“Latest News – NEW ROAD DISCOVERED,” reads David Ratledge’s page on the Roman Roads Research Association. “After only 45 years of searching, I have at long last found the Roman Road from Ribchester to Lancaster!” Ratledge, an amateur archaeologist, has indeed been looking for evidence of Roman roads in Lancashire, England for 45 years. He has…
Sourced through Scoop.it from: qz.com
We used LiDAR among other technologies to develop an accurate road centre line in New Zealand to support car navigation and particularly Fleet Management. We used it both from our mapping car and with aerial orthophotography and today it is of course becoming widely used in the support of driverless cars and it needs to be, although it is still just one of the technologies employed for this purpose.
It is not the holy grail.
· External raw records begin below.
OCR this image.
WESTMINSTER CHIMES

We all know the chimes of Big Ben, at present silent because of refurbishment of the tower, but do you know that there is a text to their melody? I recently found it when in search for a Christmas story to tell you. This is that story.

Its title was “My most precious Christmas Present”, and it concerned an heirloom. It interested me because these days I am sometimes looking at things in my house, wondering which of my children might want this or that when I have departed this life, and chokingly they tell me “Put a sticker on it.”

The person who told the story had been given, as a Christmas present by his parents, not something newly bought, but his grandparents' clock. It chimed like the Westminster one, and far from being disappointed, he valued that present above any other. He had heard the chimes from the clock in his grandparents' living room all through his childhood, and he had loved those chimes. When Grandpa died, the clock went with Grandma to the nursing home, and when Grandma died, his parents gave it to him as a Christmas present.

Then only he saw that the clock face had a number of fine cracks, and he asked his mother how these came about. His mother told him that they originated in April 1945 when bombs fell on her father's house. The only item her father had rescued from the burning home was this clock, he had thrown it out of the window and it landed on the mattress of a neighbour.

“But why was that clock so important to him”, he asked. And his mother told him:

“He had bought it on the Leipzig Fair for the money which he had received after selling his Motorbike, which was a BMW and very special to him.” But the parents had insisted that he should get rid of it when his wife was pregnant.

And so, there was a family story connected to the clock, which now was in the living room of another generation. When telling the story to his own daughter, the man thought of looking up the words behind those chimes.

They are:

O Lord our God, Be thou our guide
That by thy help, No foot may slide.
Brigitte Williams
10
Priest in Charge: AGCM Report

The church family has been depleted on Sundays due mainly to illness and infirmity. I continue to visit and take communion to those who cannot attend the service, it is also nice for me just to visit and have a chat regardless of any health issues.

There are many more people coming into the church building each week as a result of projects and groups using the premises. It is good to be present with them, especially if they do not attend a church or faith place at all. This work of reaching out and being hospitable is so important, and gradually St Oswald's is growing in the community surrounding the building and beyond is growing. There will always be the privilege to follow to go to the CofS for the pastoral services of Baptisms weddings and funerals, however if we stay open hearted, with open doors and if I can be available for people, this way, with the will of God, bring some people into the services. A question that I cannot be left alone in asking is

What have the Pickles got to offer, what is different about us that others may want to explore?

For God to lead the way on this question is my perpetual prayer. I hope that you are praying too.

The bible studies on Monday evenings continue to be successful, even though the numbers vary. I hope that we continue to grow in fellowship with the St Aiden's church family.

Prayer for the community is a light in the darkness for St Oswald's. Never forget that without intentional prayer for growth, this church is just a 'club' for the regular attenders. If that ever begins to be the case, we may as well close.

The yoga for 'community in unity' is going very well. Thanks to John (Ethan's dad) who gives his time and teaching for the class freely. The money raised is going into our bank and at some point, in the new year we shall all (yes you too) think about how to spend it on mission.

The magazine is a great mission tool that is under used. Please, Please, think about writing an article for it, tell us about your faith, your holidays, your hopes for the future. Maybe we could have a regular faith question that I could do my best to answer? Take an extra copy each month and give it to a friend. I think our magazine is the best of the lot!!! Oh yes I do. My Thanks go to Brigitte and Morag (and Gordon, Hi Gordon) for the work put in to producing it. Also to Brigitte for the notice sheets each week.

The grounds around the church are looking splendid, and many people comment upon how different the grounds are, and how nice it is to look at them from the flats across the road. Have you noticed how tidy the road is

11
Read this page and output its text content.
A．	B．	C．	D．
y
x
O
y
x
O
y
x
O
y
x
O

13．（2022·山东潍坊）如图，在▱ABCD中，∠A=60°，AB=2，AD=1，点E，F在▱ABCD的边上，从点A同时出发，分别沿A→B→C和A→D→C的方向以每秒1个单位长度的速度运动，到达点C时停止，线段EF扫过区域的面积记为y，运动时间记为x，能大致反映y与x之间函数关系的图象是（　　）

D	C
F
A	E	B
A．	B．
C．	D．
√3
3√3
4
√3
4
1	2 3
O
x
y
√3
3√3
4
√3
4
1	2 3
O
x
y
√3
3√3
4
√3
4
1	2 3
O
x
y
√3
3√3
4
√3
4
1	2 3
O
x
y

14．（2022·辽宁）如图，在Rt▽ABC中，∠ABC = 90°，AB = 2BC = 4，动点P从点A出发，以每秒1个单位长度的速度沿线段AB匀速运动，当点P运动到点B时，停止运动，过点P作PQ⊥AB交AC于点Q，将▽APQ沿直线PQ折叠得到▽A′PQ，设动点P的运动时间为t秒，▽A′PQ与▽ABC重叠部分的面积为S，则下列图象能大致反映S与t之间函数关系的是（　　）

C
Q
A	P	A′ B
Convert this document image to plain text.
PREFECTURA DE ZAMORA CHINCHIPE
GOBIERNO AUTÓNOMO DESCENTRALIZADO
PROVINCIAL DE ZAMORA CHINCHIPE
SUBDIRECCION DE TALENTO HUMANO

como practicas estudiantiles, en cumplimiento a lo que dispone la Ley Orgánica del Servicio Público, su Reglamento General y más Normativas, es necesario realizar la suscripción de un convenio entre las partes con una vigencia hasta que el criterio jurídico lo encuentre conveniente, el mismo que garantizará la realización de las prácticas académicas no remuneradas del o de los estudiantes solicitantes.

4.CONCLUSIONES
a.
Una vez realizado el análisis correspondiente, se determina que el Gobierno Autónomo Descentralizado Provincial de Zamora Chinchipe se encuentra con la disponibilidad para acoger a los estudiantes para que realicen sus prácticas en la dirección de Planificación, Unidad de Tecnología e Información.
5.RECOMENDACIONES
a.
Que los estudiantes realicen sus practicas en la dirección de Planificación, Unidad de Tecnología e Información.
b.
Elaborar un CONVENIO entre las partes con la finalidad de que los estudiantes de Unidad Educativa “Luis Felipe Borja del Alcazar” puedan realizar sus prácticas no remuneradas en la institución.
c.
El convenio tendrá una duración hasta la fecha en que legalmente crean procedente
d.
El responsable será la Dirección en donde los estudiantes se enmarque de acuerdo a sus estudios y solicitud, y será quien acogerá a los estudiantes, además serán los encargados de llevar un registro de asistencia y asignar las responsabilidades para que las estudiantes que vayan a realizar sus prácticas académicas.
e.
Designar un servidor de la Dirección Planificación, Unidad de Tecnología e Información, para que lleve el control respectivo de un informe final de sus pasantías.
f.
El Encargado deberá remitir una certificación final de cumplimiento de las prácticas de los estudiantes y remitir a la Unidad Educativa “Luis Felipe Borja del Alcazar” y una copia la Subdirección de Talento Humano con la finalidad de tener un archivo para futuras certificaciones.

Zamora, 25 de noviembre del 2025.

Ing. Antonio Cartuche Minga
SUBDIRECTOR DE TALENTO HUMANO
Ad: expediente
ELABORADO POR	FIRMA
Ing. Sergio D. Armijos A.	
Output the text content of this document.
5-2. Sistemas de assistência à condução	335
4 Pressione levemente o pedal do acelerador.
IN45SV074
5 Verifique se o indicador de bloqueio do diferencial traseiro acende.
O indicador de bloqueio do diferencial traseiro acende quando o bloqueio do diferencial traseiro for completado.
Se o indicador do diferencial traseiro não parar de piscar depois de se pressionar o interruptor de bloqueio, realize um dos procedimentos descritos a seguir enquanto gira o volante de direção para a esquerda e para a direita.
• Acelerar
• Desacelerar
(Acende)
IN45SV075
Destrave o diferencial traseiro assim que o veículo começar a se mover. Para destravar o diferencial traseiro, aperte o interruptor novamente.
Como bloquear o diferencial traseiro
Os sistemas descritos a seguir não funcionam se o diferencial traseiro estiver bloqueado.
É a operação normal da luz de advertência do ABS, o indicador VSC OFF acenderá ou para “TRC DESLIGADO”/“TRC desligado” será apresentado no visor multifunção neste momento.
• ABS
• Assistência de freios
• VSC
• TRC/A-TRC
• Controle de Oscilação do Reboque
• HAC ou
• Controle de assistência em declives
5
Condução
Perhaps however it may also be used to locate holy grail as in this story where it was used to locate a once important Roman road.
Sometimes as we travel on our journey into the future, it is easy to forget that horses, carts and chariots have been traveling similar routes for more than 2,000 years.
So while we pat ourselves on the back for being so clever and the massive rate of change, we might do well to remember that they had long straight roads long before we started thinking about creating faster horses. Perhaps there is more we can learn from them.
What particularly interests me is that we are discovering this, i.e. the information was lost, and that the discovery was by an amateur archaeologist. In a thousand years from now, as per the old song “In the Year 2525, if man is still alive”, what will they think of us? Homo mobilis? Will they think we were clever?